After Geneva, we had other conferences. The British and Americans called another conference in Malta; from Malta, Dar es Salaam. Muzorewa and Ian Smith boycotted those conferences, but the Patriotic Front attended.

It was clear that the Patriotic Front was now the commanding authority the British had to deal with and could not ignore.

It was also clear that other internal groups - Sithole and Muzorewa's - could not stop the war.

Who could stop the war and who could go on fighting? It was clear that it was only Mugabe and Nkomo. Then finally, the final test was Lancaster House when the war had become so widespread that the settlers could not carry on.

Mugabe had managed - in two years - to reorganise Zanu and the army was reinvigorated.

The army had by 1979 grown from around 6 000 to 40 000, and it was evident Smith was going to be defeated.

And hence, eventually, the British called the Lancaster House Conference.

It was not a question of "if majority rule", but how majority rule was going to be granted. And again, I led the Zanu legal team throughout.

Mugabe was steadfast and clear on what we wanted from the conference and, of course, he was very outspoken and eloquent. Everybody at the conference knew that the great mind, the great orator was in charge. So, we were very proud and confident that we were properly led.

As is known, we managed to get independence, though we didn't get all the terms we wanted. It took us three months to hammer out the constitution, the ceasefire agreement and all that was done under Mugabe's leadership. Then the rest which followed again only proved the qualities which people like me had seen in Mugabe.

The leader others only dream of

We went to fight for elections and Zanu won the elections against all odds. During that election - the first election - I was in Lesotho where I was a professor. When Zanu won, Mugabe called and asked me to join Government. I resigned my post at the University of Lesotho and joined the first Government as Minister of Justice.

Though Mugabe had won, his foresight and leadership saw him cobble together a Government which included Zapu, and also some white people like Chris Anderson and Dennis Norman, as well as David Smith who used to be Ian Smith's deputy.

I was honoured to serve in Mugabe's Government.
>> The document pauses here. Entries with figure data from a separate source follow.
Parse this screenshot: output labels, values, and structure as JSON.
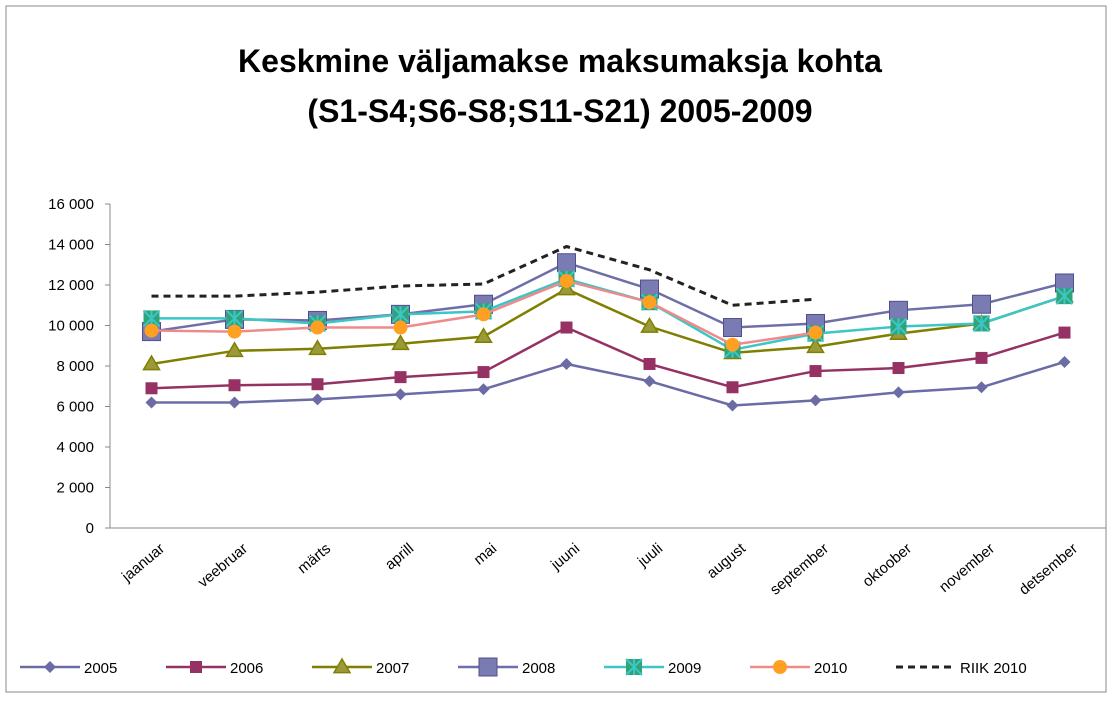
{
  "chart_data": {
    "type": "line",
    "title": [
      "Keskmine väljamakse maksumaksja kohta",
      "(S1-S4;S6-S8;S11-S21) 2005-2009"
    ],
    "categories": [
      "jaanuar",
      "veebruar",
      "märts",
      "aprill",
      "mai",
      "juuni",
      "juuli",
      "august",
      "september",
      "oktoober",
      "november",
      "detsember"
    ],
    "ylim": [
      0,
      16000
    ],
    "yticks": [
      0,
      {
        "value": 2000,
        "label": "2 000"
      },
      {
        "value": 4000,
        "label": "4 000"
      },
      {
        "value": 6000,
        "label": "6 000"
      },
      {
        "value": 8000,
        "label": "8 000"
      },
      {
        "value": 10000,
        "label": "10 000"
      },
      {
        "value": 12000,
        "label": "12 000"
      },
      {
        "value": 14000,
        "label": "14 000"
      },
      {
        "value": 16000,
        "label": "16 000"
      }
    ],
    "grid": false,
    "legend": "bottom",
    "series": [
      {
        "name": "2005",
        "color": "#6b6ba6",
        "marker": "diamond",
        "marker_color": "#6b6ba6",
        "values": [
          6200,
          6200,
          6350,
          6600,
          6850,
          8100,
          7250,
          6050,
          6300,
          6700,
          6950,
          8200
        ]
      },
      {
        "name": "2006",
        "color": "#953163",
        "marker": "square",
        "marker_color": "#953163",
        "values": [
          6900,
          7050,
          7100,
          7450,
          7700,
          9900,
          8100,
          6950,
          7750,
          7900,
          8400,
          9650
        ]
      },
      {
        "name": "2007",
        "color": "#7f7f00",
        "marker": "triangle",
        "marker_color": "#9a9a3a",
        "values": [
          8100,
          8750,
          8850,
          9100,
          9450,
          11800,
          9950,
          8650,
          8950,
          9600,
          10100,
          11450
        ]
      },
      {
        "name": "2008",
        "color": "#6f6fa8",
        "marker": "bigsquare",
        "marker_color": "#7b7bb4",
        "values": [
          9700,
          10300,
          10250,
          10550,
          11050,
          13100,
          11800,
          9900,
          10100,
          10750,
          11050,
          12100
        ]
      },
      {
        "name": "2009",
        "color": "#3cc6c6",
        "marker": "xsquare",
        "marker_color": "#2fa37a",
        "values": [
          10350,
          10350,
          10100,
          10550,
          10700,
          12300,
          11150,
          8800,
          9600,
          9950,
          10100,
          11450
        ]
      },
      {
        "name": "2010",
        "color": "#f08a8a",
        "marker": "circle",
        "marker_color": "#ffa022",
        "values": [
          9750,
          9700,
          9900,
          9900,
          10550,
          12200,
          11150,
          9050,
          9650,
          null,
          null,
          null
        ]
      },
      {
        "name": "RIIK 2010",
        "color": "#222222",
        "marker": "none",
        "dash": true,
        "values": [
          11450,
          11450,
          11650,
          11950,
          12050,
          13900,
          12750,
          11000,
          11300,
          null,
          null,
          null
        ]
      }
    ]
  }
}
I served in Cabinet for 10 years (1980-1990), and throughout all those years, his leadership remained steadfast, clear and as inspiring as it has always been.

There are things we didn't get right or do in time, but it would have been because of other priorities Government was chasing. The President never lost sight of the main policy objectives of the party and Government. Land was among the major policies we fought for at Lancaster House.

We thought we had got a solution, but didn't manage to implement it in time partly because although the British agreed to fund land acquisition, they gave very little money at the time.

Perhaps we didn't also manage to push enough or find other ways of making sure land was acquired in time.

Eventually, jambanjas later evolved in 2000; 20 years after independence. But the President never lost sight of the goal.

Another leader would have said, "Aahh, let's forget about it; this land question. Let's find another method of befriending the British the Americans and forget about it."

President Mugabe never did that.

He said if the British now renege on their promise, if they decide not to give us money to buy the land, we still are not going to use our own money to buy the land. In principle, we say we can't buy the land because the land is ours. We can't tax the people to buy their own land.

He kept that promise and the land eventually came back.

On the whole, you can see what kind of leader we have. He is the kind of leader any other country will be happy to have.

Indeed, many other countries have said: "If you don't like Mugabe, give him to us!"

Obviously, during all this time of contact I have had occasion to accompany him to the United Nations and I have seen how he performs. You feel proud to have such a leader; proud to be Zimbabwean.

These are my impressions of President Mugabe.

* Recording and transcription of interview, conducted on January 29, 2015, by Senior Reporter Lincoln Towindo.